| name | skill-quality-scorer |
| description | Evaluate the quality of a Codex skill from multiple dimensions and produce a structured score, verdict, and revision guidance. Use when reviewing a `SKILL.md`, scoring a skill folder, comparing two skills, performing cross-review on a newly created skill, or checking whether a skill is triggerable, executable, concise, and maintainable without loading unnecessary context. |
Skill Quality Scorer
Goal
Score a skill on quality, not domain sophistication. Review whether another agent could trigger and use the skill reliably with minimal ambiguity and minimal context waste.
Quick Workflow
- Read the target
SKILL.md.
- If the skill documents a real callable or CLI, inspect the live interface before trusting notebook-derived claims.
- For data workflows, try to follow the skill on representative data before final scoring.

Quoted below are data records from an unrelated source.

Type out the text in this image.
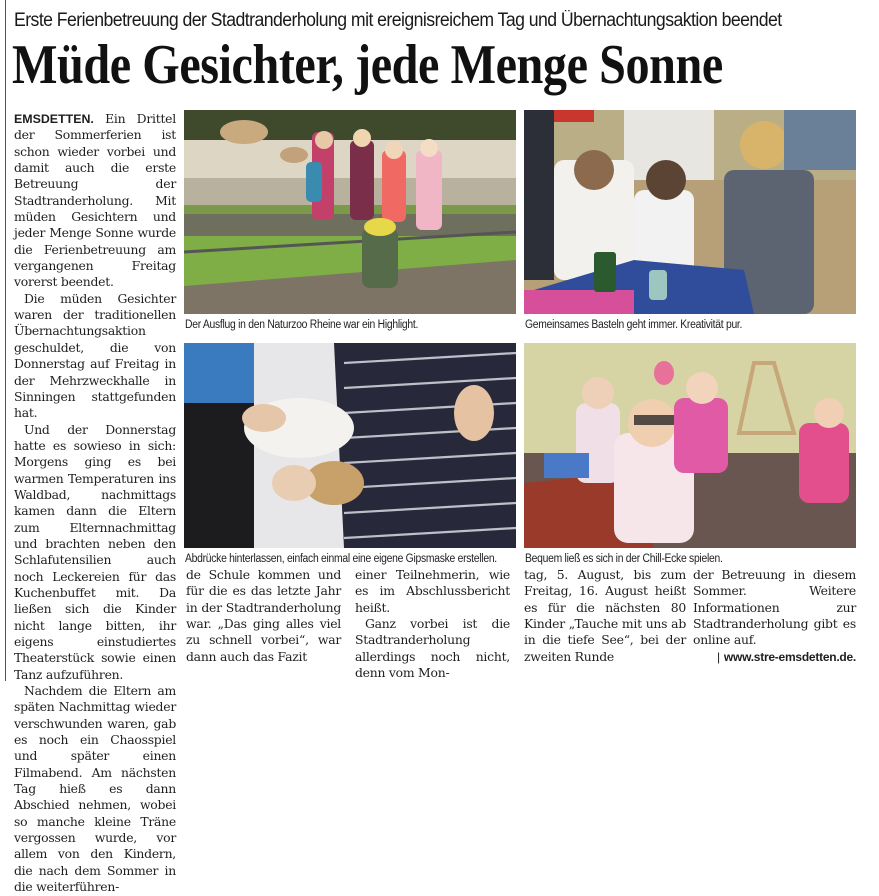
Erste Ferienbetreuung der Stadtranderholung mit ereignisreichem Tag und Übernachtungsaktion beendet
Müde Gesichter, jede Menge Sonne

EMSDETTEN. Ein Drittel der Sommerferien ist schon wieder vorbei und damit auch die erste Betreuung der Stadtranderholung. Mit müden Gesichtern und jeder Menge Sonne wurde die Ferienbetreuung am vergangenen Freitag vorerst beendet.

Die müden Gesichter waren der traditionellen Übernachtungsaktion geschuldet, die von Donnerstag auf Freitag in der Mehrzweckhalle in Sinningen stattgefunden hat.

Und der Donnerstag hatte es sowieso in sich: Morgens ging es bei warmen Temperaturen ins Waldbad, nachmittags kamen dann die Eltern zum Elternnachmittag und brachten neben den Schlafutensilien auch noch Leckereien für das Kuchenbuffet mit. Da ließen sich die Kinder nicht lange bitten, ihr eigens einstudiertes Theaterstück sowie einen Tanz aufzuführen.

Nachdem die Eltern am späten Nachmittag wieder verschwunden waren, gab es noch ein Chaosspiel und später einen Filmabend. Am nächsten Tag hieß es dann Abschied nehmen, wobei so manche kleine Träne vergossen wurde, vor allem von den Kindern, die nach dem Sommer in die weiterführen-

Der Ausflug in den Naturzoo Rheine war ein Highlight.	Gemeinsames Basteln geht immer. Kreativität pur.
Abdrücke hinterlassen, einfach einmal eine eigene Gipsmaske erstellen. Bequem ließ es sich in der Chill-Ecke spielen.

de Schule kommen und für die es das letzte Jahr in der Stadtranderholung war. „Das ging alles viel zu schnell vorbei“, war dann auch das Fazit

einer Teilnehmerin, wie es im Abschlussbericht heißt.

Ganz vorbei ist die Stadtranderholung allerdings noch nicht, denn vom Mon-

tag, 5. August, bis zum Freitag, 16. August heißt es für die nächsten 80 Kinder „Tauche mit uns ab in die tiefe See“, bei der zweiten Runde

der Betreuung in diesem Sommer. Weitere Informationen zur Stadtranderholung gibt es online auf.

| www.stre-emsdetten.de.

- Read only the referenced files needed to judge execution quality, resource partitioning, validation quality, source grounding, and empirical executability.
- Score each required dimension using
references/rubric.md.
- Apply hard gates before computing the final verdict.
- Return a compact scorecard plus the highest-signal revision guidance.
- For every dimension score, include an explicit rationale directly under that score in the report.
- Write a human-readable Markdown score report to the current working directory instead of hiding it inside the generated skill folder.
Scope
Use this skill to review:
- a skill folder
- a standalone
SKILL.md
- a proposed skill diff
- two competing skill designs
- a notebook-derived skill after conversion
Do not score:
- the scientific correctness of the underlying domain unless the skill itself makes unsupported domain claims
- code quality outside the skill's own bundled scripts and instructions
- repository-wide documentation unrelated to the skill
Review Rules
- Default to reading
SKILL.md first.
- Read
references/ only when the main skill explicitly depends on them or when resource partitioning is being scored.
- Read
scripts/ only when the skill relies on them for core execution or validation.
- When the skill claims concrete function or CLI behavior, verify that behavior against source,
help(...), or -h/--help before treating the skill as complete.
- For notebook-derived data workflows, do not stop at interface inspection if representative data can be constructed or loaded reasonably.
- Treat missing branch coverage for
method, backend, mode, provider, or similar parameters as a real usability risk, not a minor omission.
- Do not reward verbosity.
- Do not reward domain difficulty.
- Do not assume missing validation or compatibility notes are present elsewhere.
- Penalize trigger ambiguity, execution ambiguity, and hidden dependencies aggressively.
Hard Gates
Apply these gates before issuing a passing verdict:
Trigger Precision must be at least 3/5.
Execution Clarity must be at least 3/5.
Validation Strength must be at least 3/5.
- For data workflows,
Empirical Executability must be at least 3/5.
If any hard-gate dimension is below 3, the skill cannot receive a pass verdict even if the weighted score is otherwise high.
Output Format
Return results in this order:
- Overall verdict:
pass, revise, or fail
- Weighted score out of
100
- Dimension-by-dimension scores, with a short reason under each score
- Top issues blocking a higher score
- Targeted revision actions
Also write a Markdown report file in the current working directory with a strict name like:
<skill-name>-score-report-YYYY-MM-DD.md
Do not place this report inside the generated skill folder unless the user explicitly asks for that.
The filename pattern replaces older loose names such as score-report.md.
The report should include concrete evidence, not only the final score:
- files reviewed
- commands actually run
- test and validation outputs
- interface inspection evidence
- reviewer-run empirical execution evidence on real or synthetic data when applicable
- dimension-by-dimension scoring rationale, written directly under each dimension score instead of only in a separate summary section
- residual risks
Keep the review concise. Prefer high-signal findings over a long narrative.
Comparison Mode
When comparing two skills:
- score both using the same rubric
- keep the same standard across both reviews
- explain which one is more triggerable, more executable, or more maintainable
- identify whether one is shorter but underspecified or richer but too heavy
Cross-Review Guidance
When reviewing a skill that was just created in the same repository:
- treat the scoring as independent evaluation
- do not import the creator's unstated intentions
- score only what is discoverable from the skill and its referenced resources
- if a needed behavior exists only in the source notebook or in the author's head, score that as missing
- if a notebook-derived skill documents only one observed
method path but the source has more branches, score the missing branches as an execution and compatibility gap
Resource Map
- Read
references/rubric.md for scoring dimensions, weights, and verdict rules.
- Read
references/output-template.md when you need a consistent review format.
- Read
references/source-grounding-audit.md when judging whether a skill is grounded in real function signatures, docstrings, or branch behavior.
- Run
scripts/inspect_python_interface.py when you need a quick source-grounded view of a Python callable before scoring completeness.